Niall FitzGerald

Personal information
- Native name: Niall Mac Gearailt (Irish)
- Born: 1931 Macroom, County Cork, Ireland
- Died: 20 December 2012 (aged 81) Douglas, Cork, Ireland
- Occupation: Officer

Sport
- Sport: Gaelic Football
- Position: Centre-forward

Clubs
- Years: Club
- Collins Macroom

Club titles
- Cork titles: 2

Inter-county*
- Years: County / Apps (scores)
- 1950–1966: Cork / 32 (2–30)

Inter-county titles
- Munster titles: 3
- All-Irelands: 0
- NFL: 1
- *Inter County team apps and scores correct as of 16:15, 31 December 2012.

= Niall FitzGerald (Gaelic footballer) =

Irish Gaelic footballer

Niall FitzGerald (1931 - 20 December 2012) was an Irish Gaelic footballer who played as a centre-forward for the Cork senior team.

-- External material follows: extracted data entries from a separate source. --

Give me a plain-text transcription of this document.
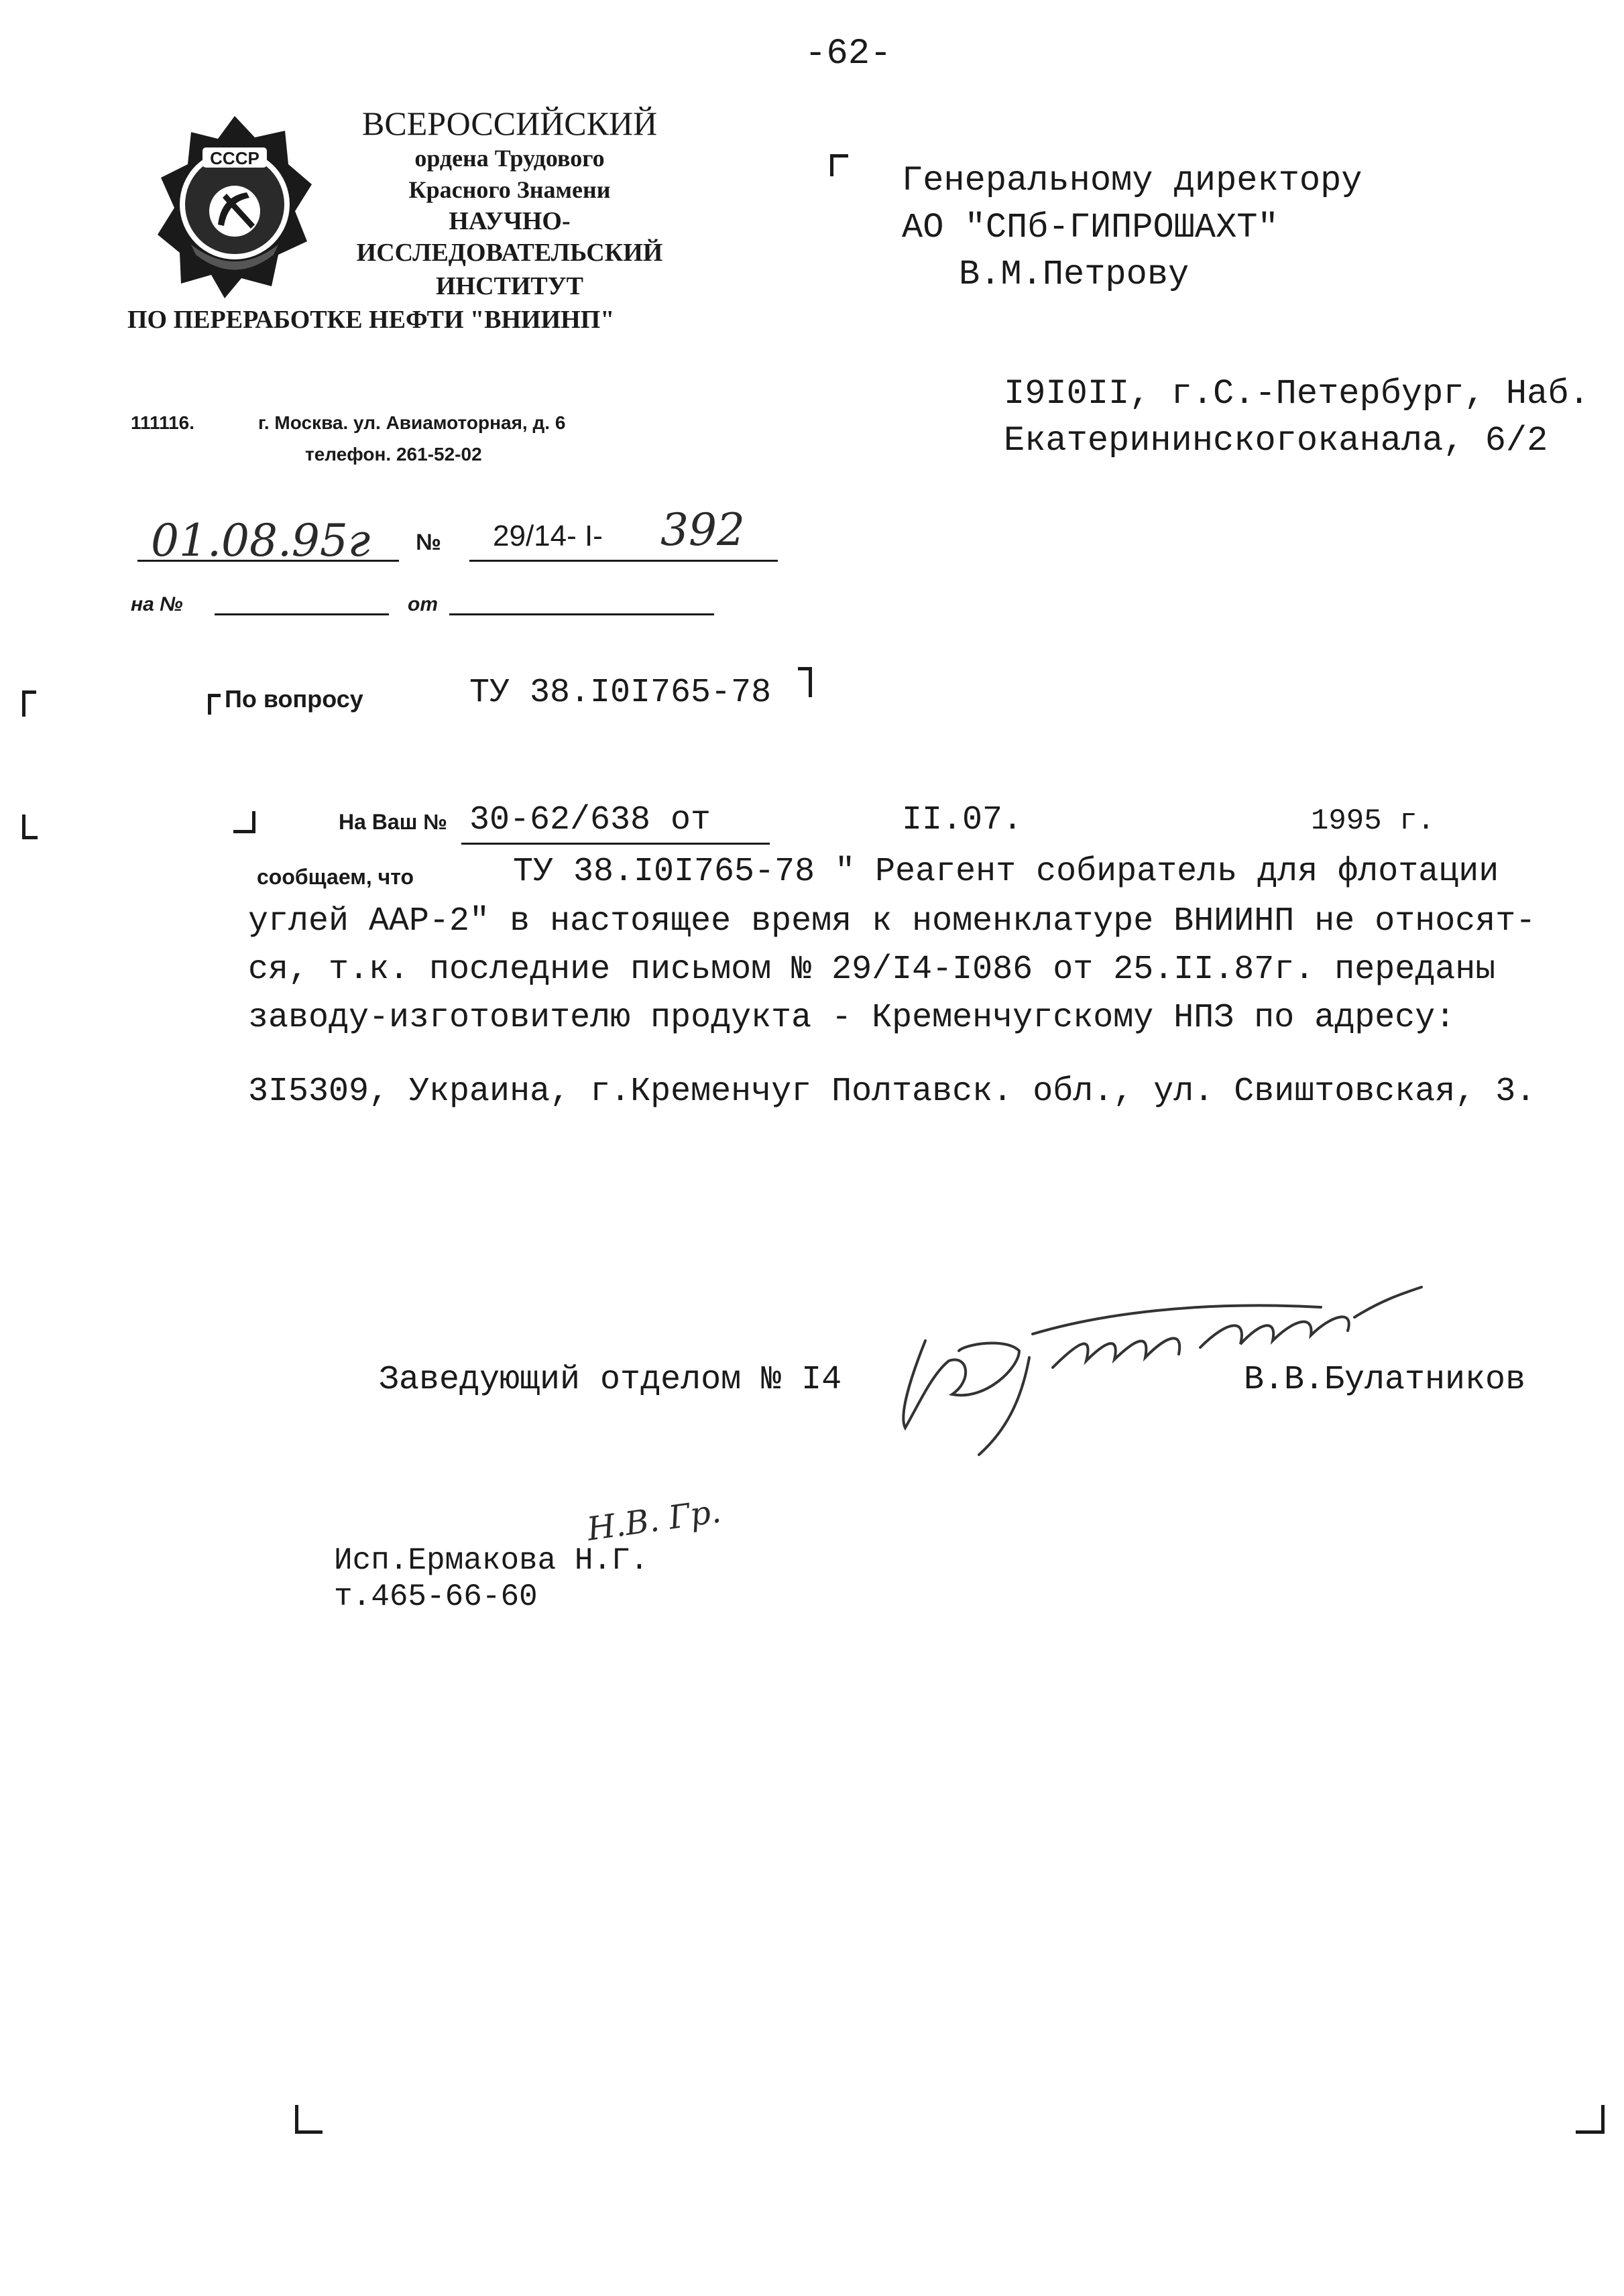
-62-
СССР
ВСЕРОССИЙСКИЙ
ордена Трудового
Красного Знамени
НАУЧНО-
ИССЛЕДОВАТЕЛЬСКИЙ
ИНСТИТУТ
ПО ПЕРЕРАБОТКЕ НЕФТИ "ВНИИНП"
111116.	г. Москва. ул. Авиамоторная, д. 6
телефон. 261-52-02
01.08.95г № 29/14- I- 392
на №	от
По вопросу	ТУ 38.I0I765-78
Генеральному директору
АО "СПб-ГИПРОШАХТ"
В.М.Петрову
I9I0II, г.С.-Петербург, Наб.
Екатерининскогоканала, 6/2
На Ваш № 30-62/638 от	II.07.	1995 г.
сообщаем, что	ТУ 38.I0I765-78 " Реагент собиратель для флотации
углей ААР-2" в настоящее время к номенклатуре ВНИИНП не относят-
ся, т.к. последние письмом № 29/I4-I086 от 25.II.87г. переданы
заводу-изготовителю продукта - Кременчугскому НПЗ по адресу:
3I5309, Украина, г.Кременчуг Полтавск. обл., ул. Свиштовская, 3.
Заведующий отделом № I4	В.В.Булатников
Н.В. Гр.
Исп.Ермакова Н.Г.
т.465-66-60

FitzGerald joined the team during the 1950 championship and was a regular member of the starting fifteen until his retirement following the completion of the 1966 championship. During that time he won one National Football League medal and three Munster SFC medals. FitzGerald was an All-Ireland SFC runner-up on two occasions.

FitzGerald also had a lengthy club career with Collins and Macroom, winning two county club championship medals.